Hello there!
I've just gotten a request from an agent for a partial (50 pages) of my fantasy novel. Would anyone be able to take a glance over this weekend? I want to know if my book lives up to what I promise in the query, which I'm including below. I've revised in numerous times, and so hopefully, it is what they want to see!
Genre: Young-adult fantasy. Here's the query
The Devouring Winter is a completed 130,000 word environmental fantasy novel aimed at the adult and young adult market. For thousands of years, the four elements have slept peacefully under the watchful eye ofthe Terakhein, environmental guardians who balance nature to keep all in harmony. However, the Terakhein have mysteriously disappeared, and now earth, water, fire, and air are awake and walking among us. The oldest air spirit has created a deadly winter to spread over all the land, and the earth spirits—who look intoxicatingly beautiful and change into serpents—slowly feed off the humans who are freezing to death. To complicate matters, the Nemarons, an over-industrialized nation, seems to have had something to do with the disappearance of the Terakhein and the creation of the winter. And now they are out to conquer their neighboring countries.
The world is on a path to utter chaos and destruction, yet a young man named Jonathan has nightmares about a beautiful earth spirit who is hunting a little girl in the wilderness. Cadman, the village smith, believes that the girl Jonathan dreams about might a lost, perhaps even the last, Terakhein and that to find her is the only way to stop the winter as well as the Nemarons. Jonathan and Cadman begin a relentless search in the northern wild for any Terakhein they can find, aided by a feisty widow (think Ripley in Aliens meets Chaucer's Wife of Bath) and another trader who has a mysterious reason for helping them. Their every move is tracked by earth and air, and a warrior people who are the best of hunters; time is short, and how can they outrun the very elements? But the spirits of water and fire have decided to join in the fight too—on Jonathan’s side. Among them is Bryn, a terrible spirit of fire in spider form and Morgan, the most beautiful—and deadly—of water spirits, for she comes from deep inside the ocean's abyss.

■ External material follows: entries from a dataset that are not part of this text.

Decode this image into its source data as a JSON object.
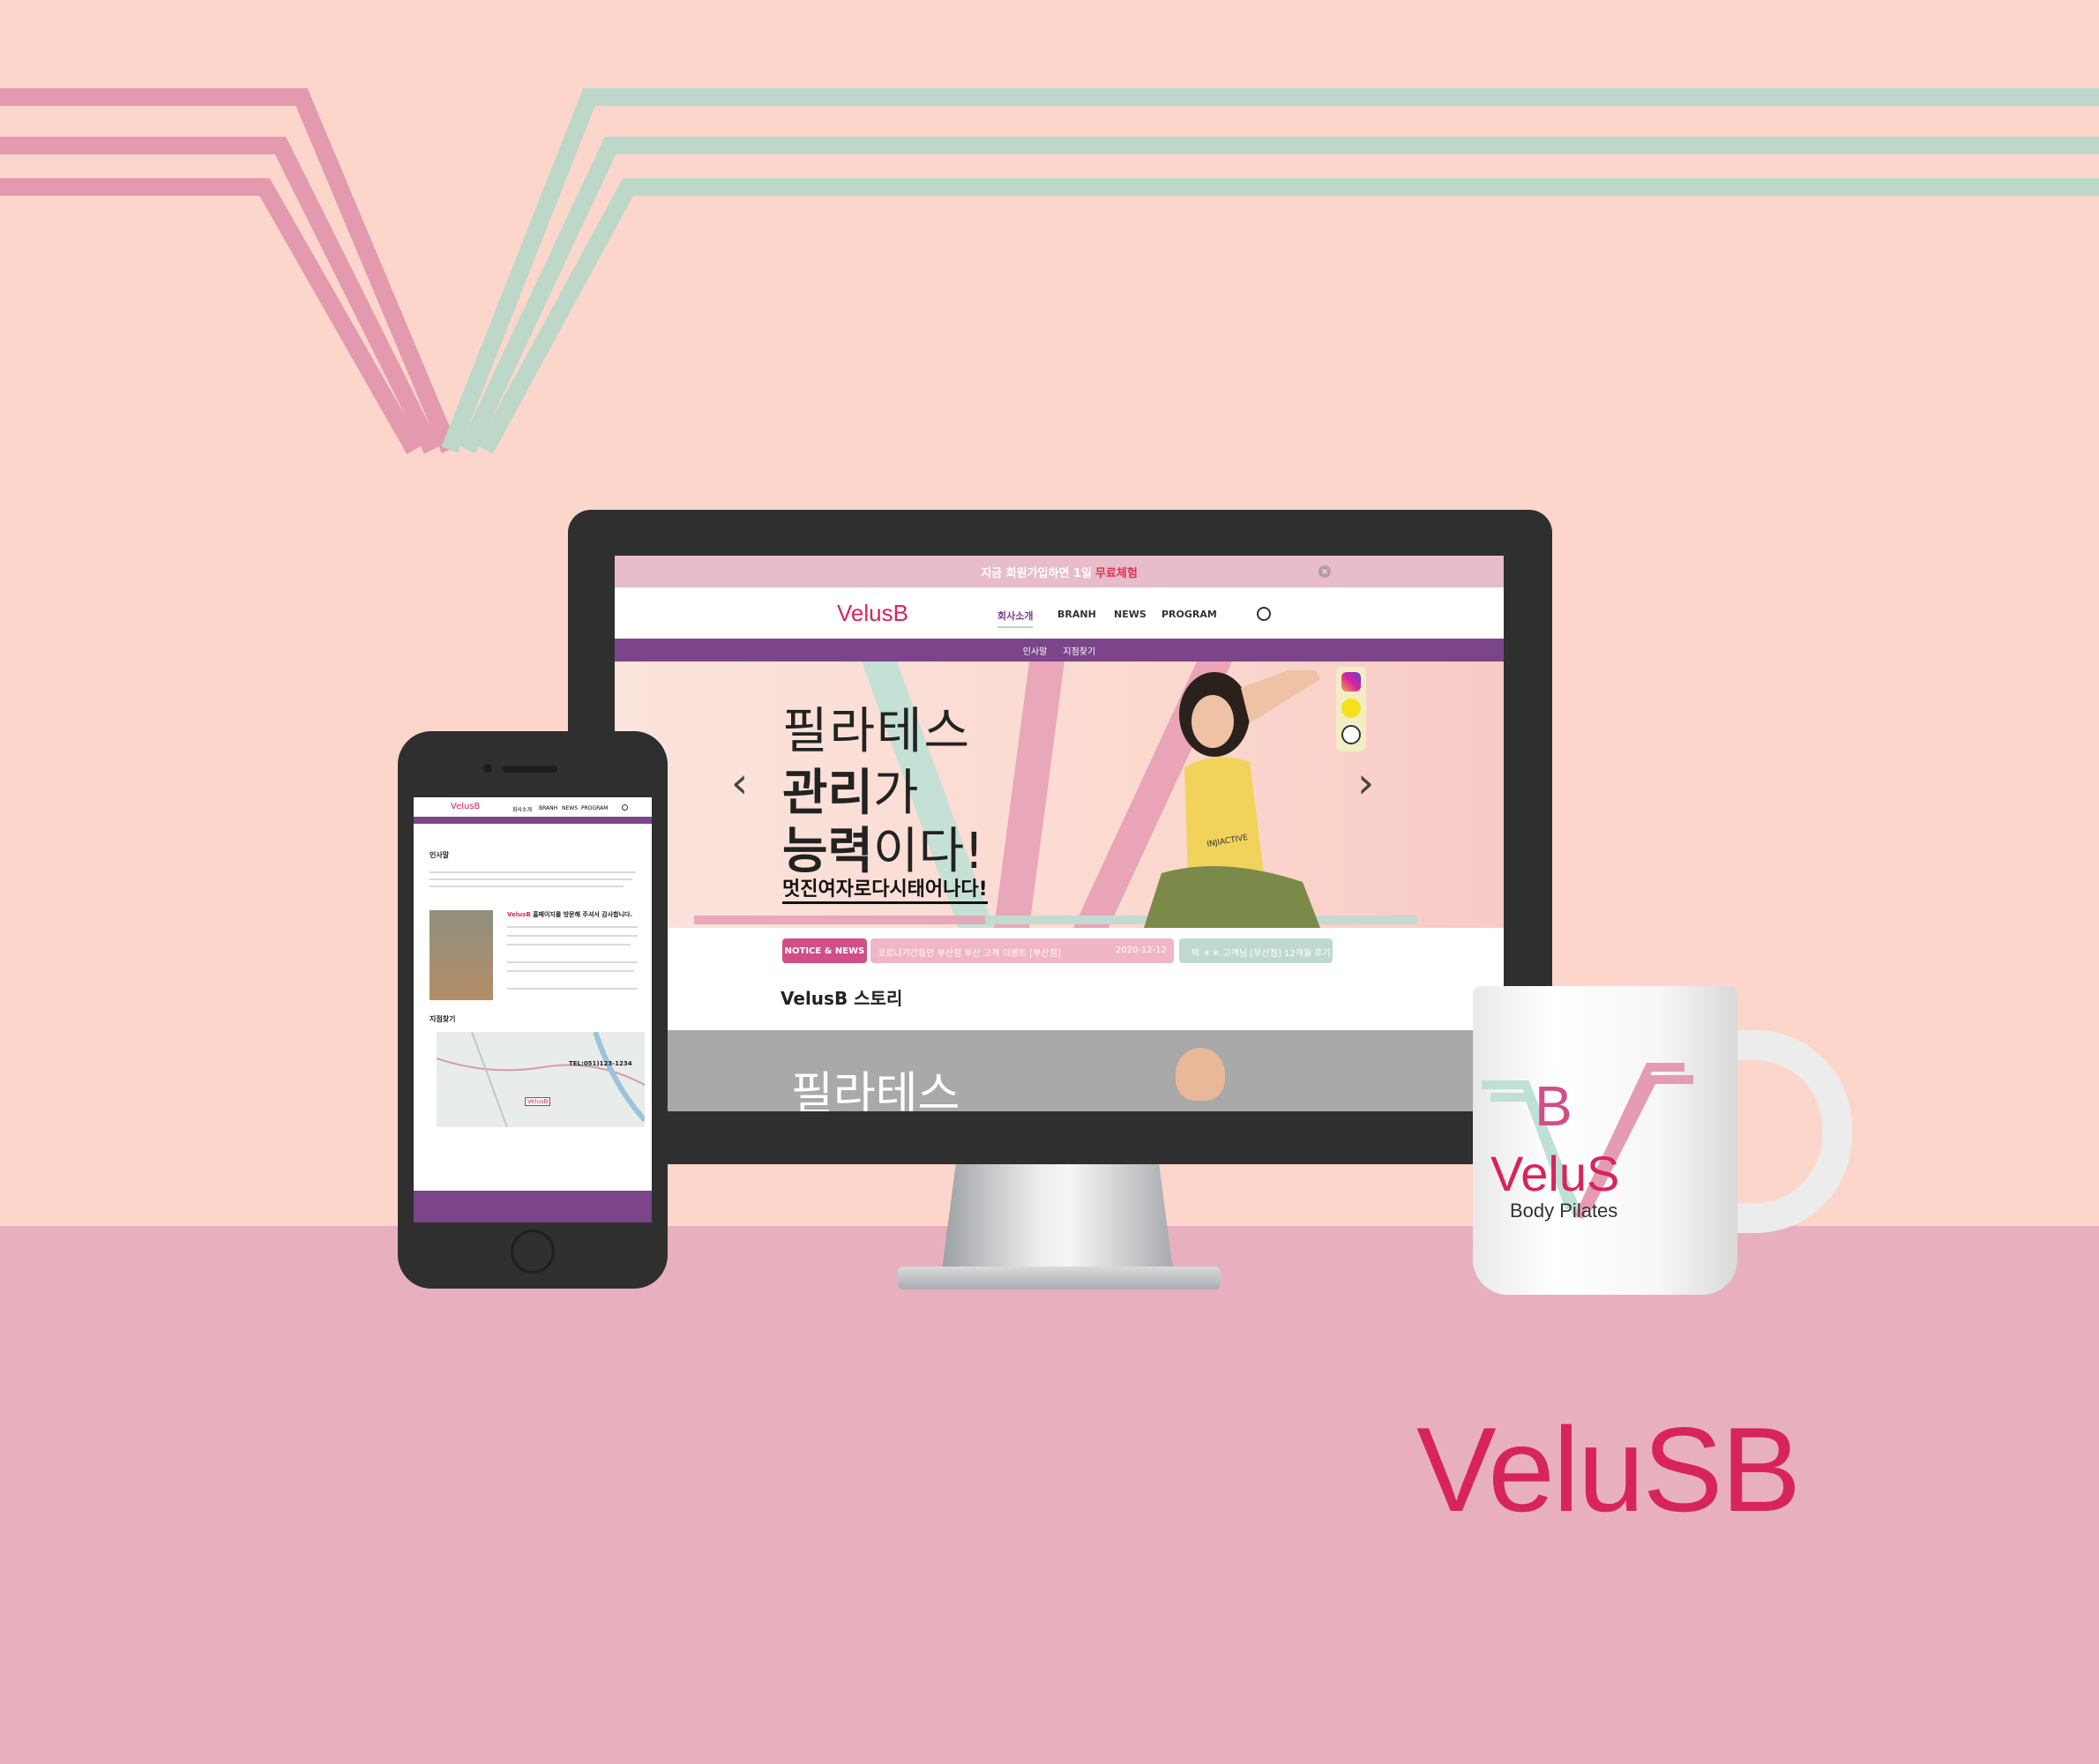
{
  "site": {
    "top_banner": {
      "prefix": "지금",
      "middle": "회원가입",
      "middle2": "하면 1일",
      "highlight": "무료체험"
    },
    "logo": "VelusB",
    "nav": [
      "회사소개",
      "BRANH",
      "NEWS",
      "PROGRAM"
    ],
    "subnav": [
      "인사말",
      "지점찾기"
    ],
    "hero": {
      "line1": "필라테스",
      "line2_bold": "관리",
      "line2_rest": "가",
      "line3_bold": "능력",
      "line3_rest": "이다!",
      "sub": "멋진여자로다시태어나다!",
      "shirt_text": "INJIACTIVE"
    },
    "notice": {
      "badge": "NOTICE & NEWS",
      "item1": "코로나기간동안 부산점 부산 고객 이벤트 [부산점]",
      "item1_date": "2020-12-12",
      "item2": "박 ＊＊ 고객님 [부산점] 12개월 후기"
    },
    "story_title": "VelusB 스토리",
    "story_image_text": "필라테스"
  },
  "phone": {
    "nav_logo": "VelusB",
    "nav": [
      "회사소개",
      "BRANH",
      "NEWS",
      "PROGRAM"
    ],
    "greeting_title": "인사말",
    "welcome": "홈페이지를 방문해 주셔서 감사합니다.",
    "welcome_brand": "VelusB",
    "map_title": "지점찾기",
    "map_tel": "TEL:051)123-1234",
    "map_marker": "VelusB"
  },
  "mug": {
    "brand": "VeluS",
    "subtitle": "Body Pilates",
    "monogram": "B"
  },
  "big_logo": "VeluSB",
  "colors": {
    "bg": "#fdd6cb",
    "floor": "#e8b0bf",
    "pink": "#e39aaf",
    "mint": "#bdd8c9",
    "purple": "#7c4589",
    "brand": "#d7245d"
  }
}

The Devouring Winter is the first novel in a trilogy and is unique in the fantasy tradition since there are no cliché magic swords, elves, dragons, and no special runes to decipher. Rather, the novel introduces an environmental ethic into the fantasy tradition—i.e., it is our connection to the earth's elements that gives us power, not our appropriation of its resources. I have a Ph.D. in Creative Writing from (I give publication info and such).
Let me know if you'd have the time to look at it!!! Thanks
Nancy
I've just gotten a request from an agent for a partial (50 pages) of my fantasy novel. Would anyone be able to take a glance over this weekend? I want to know if my book lives up to what I promise in the query, which I'm including below. I've revised in numerous times, and so hopefully, it is what they want to see!
Genre: Young-adult fantasy. Here's the query
The Devouring Winter is a completed 130,000 word environmental fantasy novel aimed at the adult and young adult market. For thousands of years, the four elements have slept peacefully under the watchful eye ofthe Terakhein, environmental guardians who balance nature to keep all in harmony. However, the Terakhein have mysteriously disappeared, and now earth, water, fire, and air are awake and walking among us. The oldest air spirit has created a deadly winter to spread over all the land, and the earth spirits—who look intoxicatingly beautiful and change into serpents—slowly feed off the humans who are freezing to death. To complicate matters, the Nemarons, an over-industrialized nation, seems to have had something to do with the disappearance of the Terakhein and the creation of the winter. And now they are out to conquer their neighboring countries.
The world is on a path to utter chaos and destruction, yet a young man named Jonathan has nightmares about a beautiful earth spirit who is hunting a little girl in the wilderness. Cadman, the village smith, believes that the girl Jonathan dreams about might a lost, perhaps even the last, Terakhein and that to find her is the only way to stop the winter as well as the Nemarons. Jonathan and Cadman begin a relentless search in the northern wild for any Terakhein they can find, aided by a feisty widow (think Ripley in Aliens meets Chaucer's Wife of Bath) and another trader who has a mysterious reason for helping them. Their every move is tracked by earth and air, and a warrior people who are the best of hunters; time is short, and how can they outrun the very elements? But the spirits of water and fire have decided to join in the fight too—on Jonathan’s side. Among them is Bryn, a terrible spirit of fire in spider form and Morgan, the most beautiful—and deadly—of water spirits, for she comes from deep inside the ocean's abyss.
The Devouring Winter is the first novel in a trilogy and is unique in the fantasy tradition since there are no cliché magic swords, elves, dragons, and no special runes to decipher. Rather, the novel introduces an environmental ethic into the fantasy tradition—i.e., it is our connection to the earth's elements that gives us power, not our appropriation of its resources. I have a Ph.D. in Creative Writing from (I give publication info and such).